All scripts and configurations must be updated to use the new rollout IS parameters.
Testing
Run the test suite to verify everything works:
# Basic unit tests
python test_rollout_is.py
# Integration tests (if pytest is available)
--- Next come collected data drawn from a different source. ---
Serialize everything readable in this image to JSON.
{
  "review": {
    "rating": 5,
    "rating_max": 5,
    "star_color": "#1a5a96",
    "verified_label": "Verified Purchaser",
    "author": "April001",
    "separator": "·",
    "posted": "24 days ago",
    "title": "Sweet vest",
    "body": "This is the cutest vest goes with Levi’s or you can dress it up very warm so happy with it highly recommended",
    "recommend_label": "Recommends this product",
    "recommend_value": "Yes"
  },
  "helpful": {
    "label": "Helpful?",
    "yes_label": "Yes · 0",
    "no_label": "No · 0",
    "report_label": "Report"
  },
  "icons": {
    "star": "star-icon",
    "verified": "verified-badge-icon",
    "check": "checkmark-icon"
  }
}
pytest tests/trainer/ppo/test_rollout_is_integration.py -v
Expected output: All tests pass ✓
Additional Resources
Implementation:
verl/trainer/ppo/mismatch_helper.pyExamples:
examples/rollout_importance_sampling/DAPO Example:
recipe/dapo/run_dapo_qwen2.5_32b_tis.sh
Summary
The new Rollout Importance Sampling implementation provides:
✅ More robust handling of distribution mismatch
✅ Better numerical stability
✅ Comprehensive metrics for monitoring
✅ Flexibility for different scenarios
✅ Memory-efficient computation
Migration is straightforward: replace tis_imp_ratio_cap with the new rollout_is_* parameters in the algorithm config section.